Di antara pertanyaan yang terkadang muncul di benak kaum muslimin adalah, bolehkah seseorang mengganti nama? Dan apakah ada ritual atau acara khusus pada saat mengganti nama tersebut? Pada tulisan ini akan dibahas dua poin tersebut secara ringkas. Semoga bermanfaat.

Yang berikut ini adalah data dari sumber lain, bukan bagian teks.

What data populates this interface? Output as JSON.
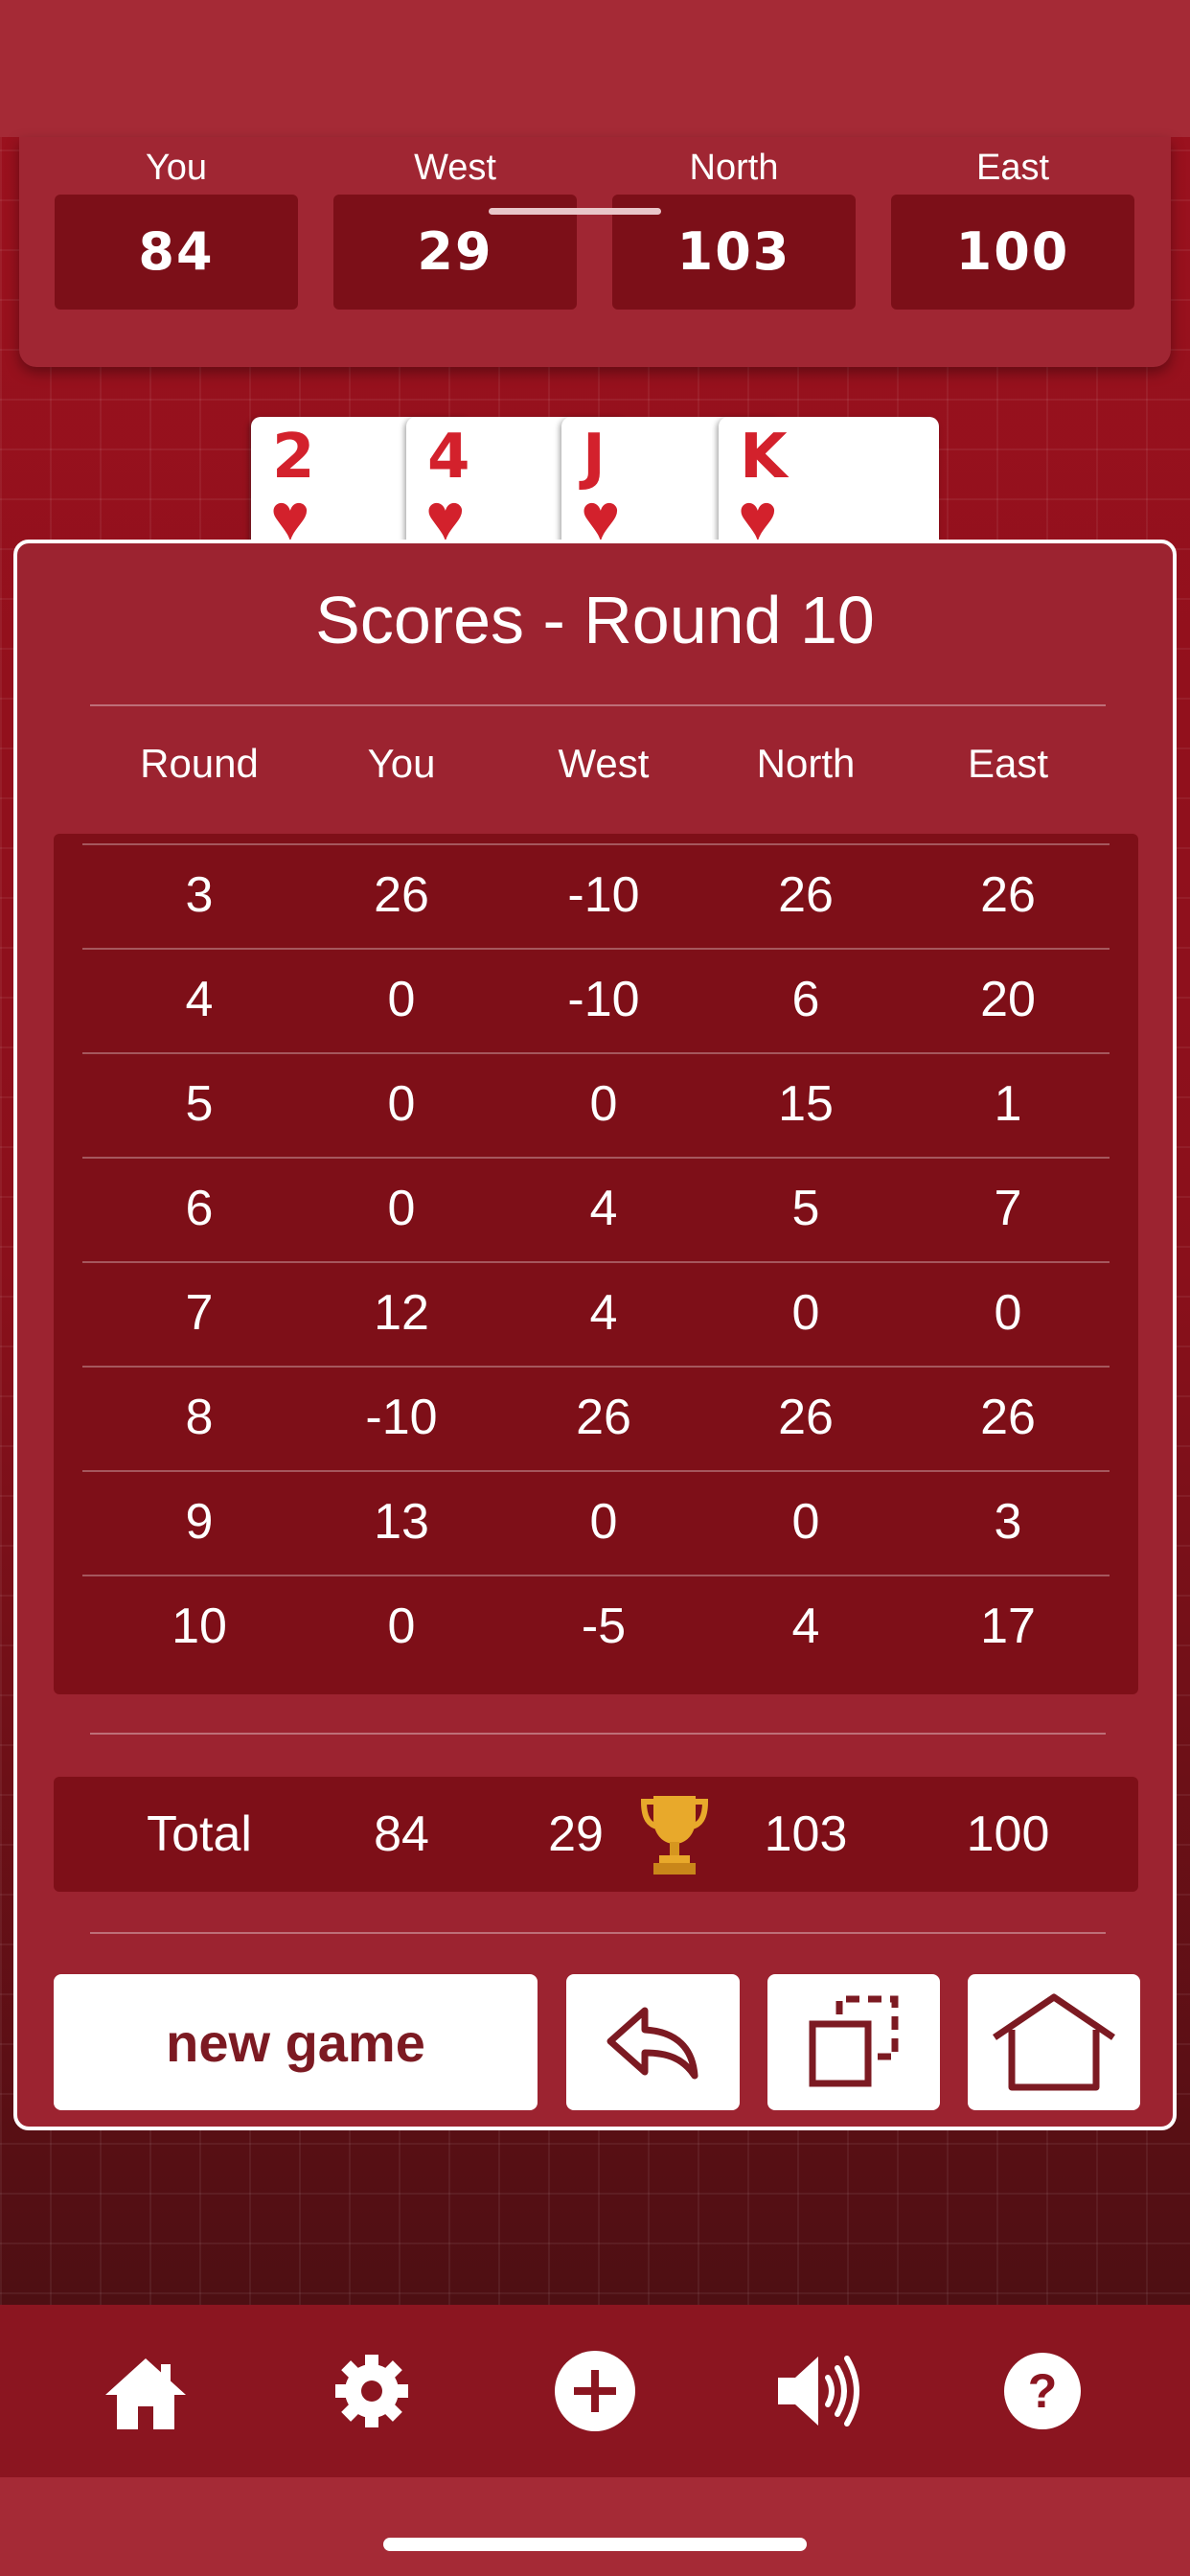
{
  "players": [
    {
      "name": "You",
      "score": "84"
    },
    {
      "name": "West",
      "score": "29"
    },
    {
      "name": "North",
      "score": "103"
    },
    {
      "name": "East",
      "score": "100"
    }
  ],
  "cards": [
    {
      "rank": "2",
      "suit": "♥"
    },
    {
      "rank": "4",
      "suit": "♥"
    },
    {
      "rank": "J",
      "suit": "♥"
    },
    {
      "rank": "K",
      "suit": "♥"
    }
  ],
  "modal": {
    "title": "Scores - Round 10",
    "headers": [
      "Round",
      "You",
      "West",
      "North",
      "East"
    ],
    "rows": [
      [
        "3",
        "26",
        "-10",
        "26",
        "26"
      ],
      [
        "4",
        "0",
        "-10",
        "6",
        "20"
      ],
      [
        "5",
        "0",
        "0",
        "15",
        "1"
      ],
      [
        "6",
        "0",
        "4",
        "5",
        "7"
      ],
      [
        "7",
        "12",
        "4",
        "0",
        "0"
      ],
      [
        "8",
        "-10",
        "26",
        "26",
        "26"
      ],
      [
        "9",
        "13",
        "0",
        "0",
        "3"
      ],
      [
        "10",
        "0",
        "-5",
        "4",
        "17"
      ]
    ],
    "total": [
      "Total",
      "84",
      "29",
      "103",
      "100"
    ],
    "new_game_label": "new game"
  },
  "icons": {
    "leader": "trophy-icon",
    "undo": "undo-arrow-icon",
    "copy": "copy-icon",
    "home_outline": "home-outline-icon",
    "nav": [
      "home-icon",
      "settings-gear-icon",
      "add-circle-icon",
      "sound-icon",
      "help-icon"
    ]
  },
  "colors": {
    "accent": "#a52a36",
    "felt": "#8e121c",
    "card_red": "#d3212c",
    "button_text": "#7c1a22"
  }
}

Mengganti nama hukumnya adalah boleh, baik ketika masih kecil atau setelah dewasa. Apalagi bila nama sebelumnya mengandung penyelisihan terdapat syariat. Maka itu dapat kita temui pada beberapa riwayat bahwa Nabi shallallahu ‘alaihi wa sallam pernah mengganti sebagian nama sahabat yang buruk atau mengandung tazkiyah (dakwaan suci) terhadap diri sendiri menjadi nama yang lebih baik dan sejalan dengan Syariat meskipun mereka telah dewasa.

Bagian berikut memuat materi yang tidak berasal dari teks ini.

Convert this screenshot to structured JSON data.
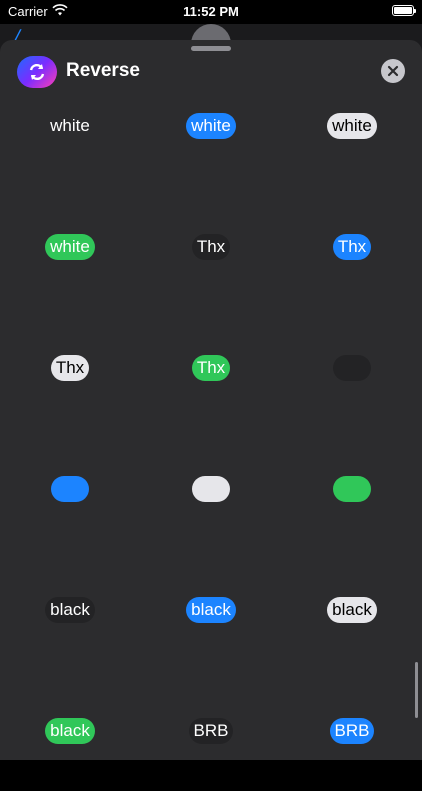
{
  "status_bar": {
    "carrier": "Carrier",
    "time": "11:52 PM"
  },
  "header": {
    "title": "Reverse",
    "app_icon": "reverse-arrows-icon",
    "close_icon": "close-icon"
  },
  "grid": {
    "rows": [
      [
        {
          "text": "white",
          "style": "plain"
        },
        {
          "text": "white",
          "style": "blue"
        },
        {
          "text": "white",
          "style": "light"
        }
      ],
      [
        {
          "text": "white",
          "style": "green"
        },
        {
          "text": "Thx",
          "style": "dark"
        },
        {
          "text": "Thx",
          "style": "blue"
        }
      ],
      [
        {
          "text": "Thx",
          "style": "light"
        },
        {
          "text": "Thx",
          "style": "green"
        },
        {
          "text": "",
          "style": "dark"
        }
      ],
      [
        {
          "text": "",
          "style": "blue"
        },
        {
          "text": "",
          "style": "light"
        },
        {
          "text": "",
          "style": "green"
        }
      ],
      [
        {
          "text": "black",
          "style": "dark"
        },
        {
          "text": "black",
          "style": "blue"
        },
        {
          "text": "black",
          "style": "light"
        }
      ],
      [
        {
          "text": "black",
          "style": "green"
        },
        {
          "text": "BRB",
          "style": "dark"
        },
        {
          "text": "BRB",
          "style": "blue"
        }
      ]
    ]
  },
  "colors": {
    "sheet_background": "#2c2c2e",
    "blue": "#1c84ff",
    "green": "#30c759",
    "light": "#e6e6ea",
    "dark": "#232325"
  }
}
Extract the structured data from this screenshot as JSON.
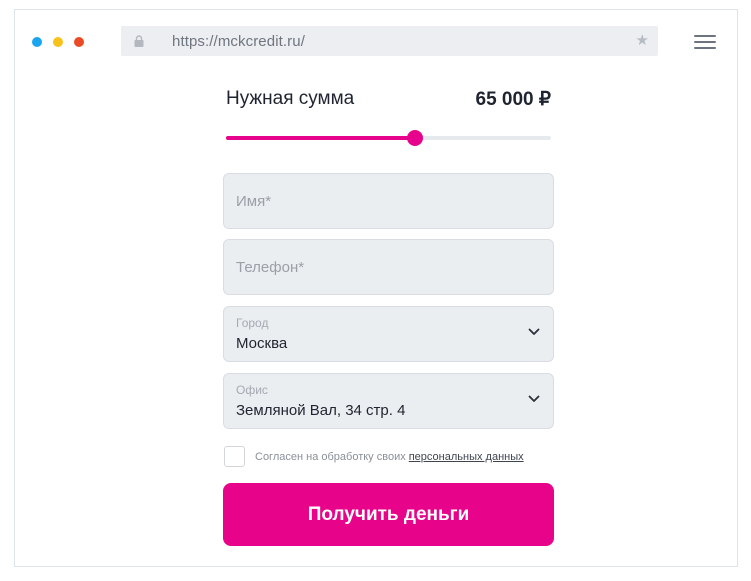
{
  "browser": {
    "url": "https://mckcredit.ru/",
    "icons": [
      "lock-icon",
      "star-icon",
      "menu-icon"
    ],
    "dot_colors": [
      "#1aa6ef",
      "#f7c21b",
      "#ea4a26"
    ]
  },
  "form": {
    "amount_label": "Нужная сумма",
    "amount_value": "65 000 ₽",
    "slider_fraction": 0.58,
    "name_placeholder": "Имя*",
    "phone_placeholder": "Телефон*",
    "city": {
      "label": "Город",
      "value": "Москва"
    },
    "office": {
      "label": "Офис",
      "value": "Земляной Вал, 34 стр. 4"
    },
    "consent_text": "Согласен на обработку своих",
    "consent_link": "персональных данных",
    "submit_label": "Получить деньги",
    "accent_color": "#e8048a"
  }
}
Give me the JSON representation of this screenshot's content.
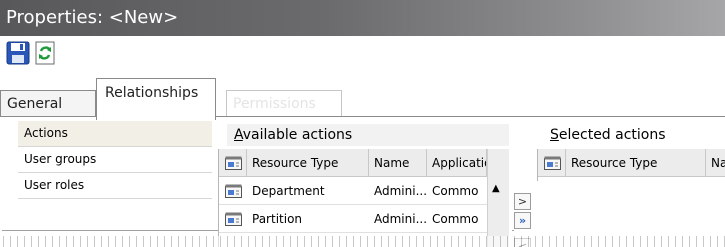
{
  "window": {
    "title": "Properties: <New>"
  },
  "toolbar": {
    "save_icon": "save-disk-icon",
    "refresh_icon": "refresh-icon"
  },
  "tabs": [
    {
      "label": "General"
    },
    {
      "label": "Relationships",
      "selected": true
    },
    {
      "label": "Permissions",
      "disabled": true
    }
  ],
  "nav": {
    "items": [
      {
        "label": "Actions",
        "selected": true
      },
      {
        "label": "User groups"
      },
      {
        "label": "User roles"
      }
    ]
  },
  "available": {
    "title_accesskey": "A",
    "title_rest": "vailable actions",
    "columns": [
      "Resource Type",
      "Name",
      "Application"
    ],
    "rows": [
      {
        "type": "Department",
        "name": "Admini...",
        "app": "Commo"
      },
      {
        "type": "Partition",
        "name": "Admini...",
        "app": "Commo"
      }
    ]
  },
  "selected": {
    "title_accesskey": "S",
    "title_rest": "elected actions",
    "columns": [
      "Resource Type",
      "Nam"
    ]
  },
  "movers": {
    "add": ">",
    "add_all": "»",
    "remove": "<"
  },
  "colors": {
    "title_bar": "#5f5f61",
    "nav_selected": "#f2f0e6",
    "add_all_accent": "#2f5fbf"
  }
}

Mengganti Nama Ketika Masih Kecil

Pernah suatu ketika Nabi shallallahu ‘alaihi wa sallam mengganti nama seorang bayi menjadi al-Mundzir. Dari Sahl ia berkata: “al-Mundzir bin Abu Usaid dibawa ke hadapan Nabi shallallahu ‘alaihi wa sallam setelah ia dilahirkan. Lalu anak itu diletakkan di atas paha beliau. Sementara itu Abu Usaid (ayah anak itu) duduk. Namun Nabi shallallahu ‘alaihi wa sallam sedang sibuk dengan sesuatu yang ada di hadapannya. Sehingga Abu Usaid memerintahkan (seseorang) untuk mengambil dan menggendong anaknya dari paha Nabi shallallahu ‘alaihi wa sallam.

Kemudian Nabi shallallahu ‘alaihi wa sallam baru tersadar dan bertanya: “Mana anak tadi?” Abu Usaid menjawab: “Kami sudah membawanya pulang, wahai Rasulullah.”

Beliau bertanya: “Siapa namanya?” Ayahnya menjawab: “Fulan.” Kemudian beliau berkata:
لاَ، لَكِنِ اسْمُهُ الْمُنْذِرُ

“Jangan (nama) itu, tapi namanya adalah al-Mundzir.”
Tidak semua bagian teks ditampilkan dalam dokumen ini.